The Quietest Dinosaur

The Quietest Dinosaur — by Dan and Sarah Fullerton

Baby trex looking hg wht


Once upon a time, in a land far, far away, lived a young dinosaur named Cornelius.  Cornelius loved to run and play with the other young dinosaurs.  He especially liked to dance in the rain and sing dinosaur songs.  But Cornelius wasn’t like the other dinosaurs.

The other dinosaurs loved to roar with loud and frightful roars.  They would have roaring contests, in which they would take turns make as loud a roar as they could manage.  But when it came time for Cornelius to roar, all he could manage was a very small, quiet, squeaky “roar.”

The other dinosaurs laughed at Cornelius.  They thought it was funny that a dinosaur had such a small and quiet roar.  But Cornelius didn’t think it was funny.  It made him sad.  He wanted to roar like the other dinosaurs, but he didn’t know how.

One day Cornelius decided to go searching for his roar.  He wandered over the mountains, through the trees, across the rivers, around the lakes, through the canyons, up the cliffs, down the ravines, and into the forests.  But no matter how hard he searched, he couldn’t find his roar.
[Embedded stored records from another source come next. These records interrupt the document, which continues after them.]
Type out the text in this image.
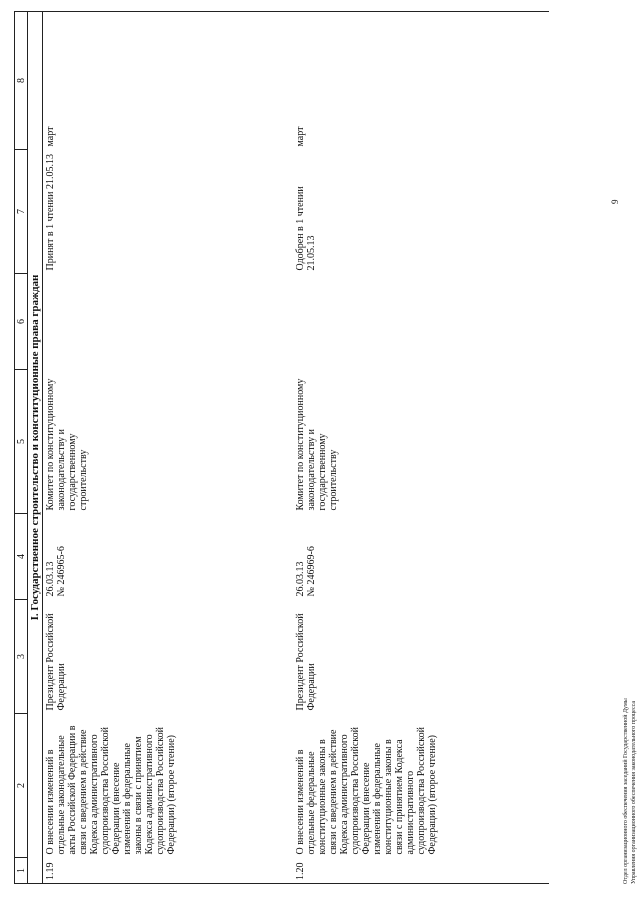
1	2	3	4	5	6	7	8
I. Государственное строительство и конституционные права граждан							
1.19	О внесении изменений в отдельные законодательные акты Российской Федерации в связи с введением в действие Кодекса административного судопроизводства Российской Федерации (внесение изменений в федеральные законы в связи с принятием Кодекса административного судопроизводства Российской Федерации) (второе чтение)	Президент Российской Федерации	26.03.13
№ 246965-6	Комитет по конституционному законодательству и государственному строительству		Принят в 1 чтении 21.05.13	март
1.20	О внесении изменений в отдельные федеральные конституционные законы в связи с введением в действие Кодекса административного судопроизводства Российской Федерации (внесение изменений в федеральные конституционные законы в связи с принятием Кодекса административного судопроизводства Российской Федерации) (второе чтение)	Президент Российской Федерации	26.03.13
№ 246969-6	Комитет по конституционному законодательству и государственному строительству		Одобрен в 1 чтении 21.05.13	март
Отдел организационного обеспечения заседаний Государственной Думы Управления организационного обеспечения законодательного процесса
9
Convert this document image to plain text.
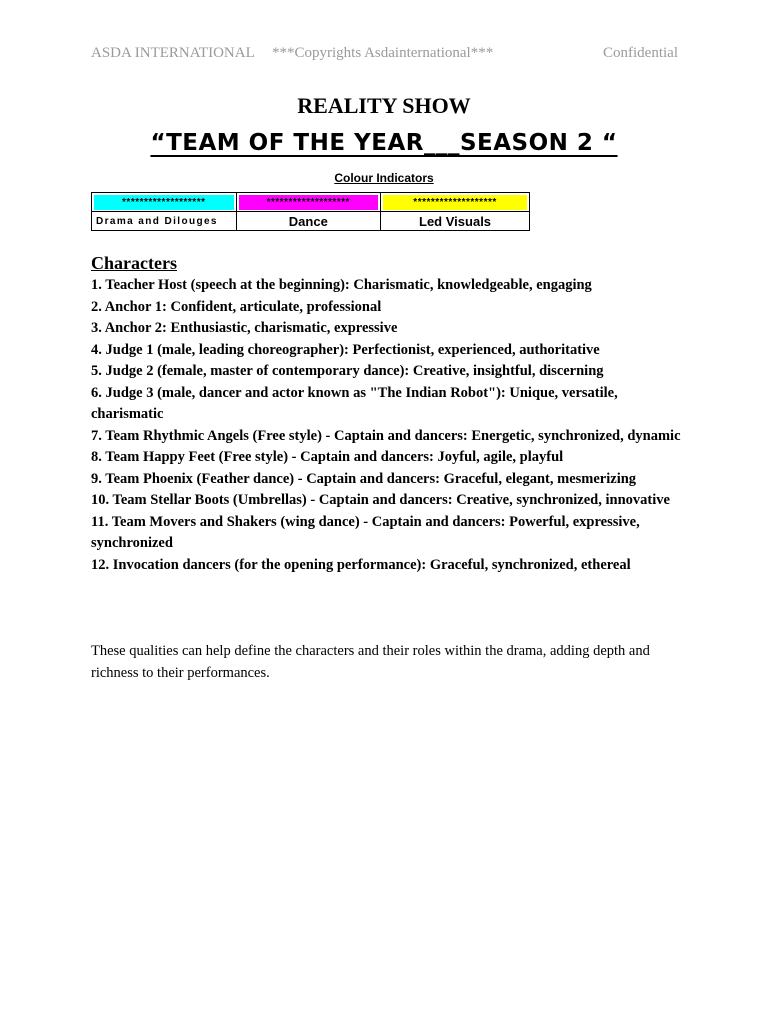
ASDA INTERNATIONAL ***Copyrights Asdainternational***	Confidential
REALITY SHOW
“TEAM OF THE YEAR___SEASON 2 “
Colour Indicators
*******************	*******************	*******************

Drama and Dilouges	Dance	Led Visuals
Characters
1. Teacher Host (speech at the beginning): Charismatic, knowledgeable, engaging
2. Anchor 1: Confident, articulate, professional
3. Anchor 2: Enthusiastic, charismatic, expressive
4. Judge 1 (male, leading choreographer): Perfectionist, experienced, authoritative
5. Judge 2 (female, master of contemporary dance): Creative, insightful, discerning
6. Judge 3 (male, dancer and actor known as "The Indian Robot"): Unique, versatile, charismatic
7. Team Rhythmic Angels (Free style) - Captain and dancers: Energetic, synchronized, dynamic
8. Team Happy Feet (Free style) - Captain and dancers: Joyful, agile, playful
9. Team Phoenix (Feather dance) - Captain and dancers: Graceful, elegant, mesmerizing
10. Team Stellar Boots (Umbrellas) - Captain and dancers: Creative, synchronized, innovative
11. Team Movers and Shakers (wing dance) - Captain and dancers: Powerful, expressive, synchronized
12. Invocation dancers (for the opening performance): Graceful, synchronized, ethereal
These qualities can help define the characters and their roles within the drama, adding depth and richness to their performances.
Disheartened, Cornelius decided to give up and go home.  He turned around and walked out of the forests, up the ravines, down the cliffs, through the canyons, around the lakes, across the rivers, through the trees, and over the mountains.

Just as Cornelius rounded the last bend on his way home, he tripped over a log on the ground.  He hadn’t seen the log, and he fell a long way toward the ground.  As he fell, he yelled “WHHHOOOOOAAAAAA” at the top of his lungs, afraid he would hurt his nose when he hit the ground.  Just before he hit the ground, though, he caught himself with his little dinosaur arms.  He was unhurt.

“Whew,” Cornelius sighed.  “That was a close call.”

Baby trex begging hg wht

When he got up and looked around, he saw that his dinosaur friends were standing in a circle around him.  His yell was so loud and frightful that all the other dinosaurs for miles around came to see what could make such a tremendous noise.  When the other dinosaurs saw that Cornelius had learned to roar, they cheered and congratulated him, every dinosaur making sure to shake his hand.

Cornelius was a dinosaur in a land far, far away.  He loved to dance in the rain and sing dinosaur songs.  And, Cornelius could roar a very loud and frightful dinosaur roar.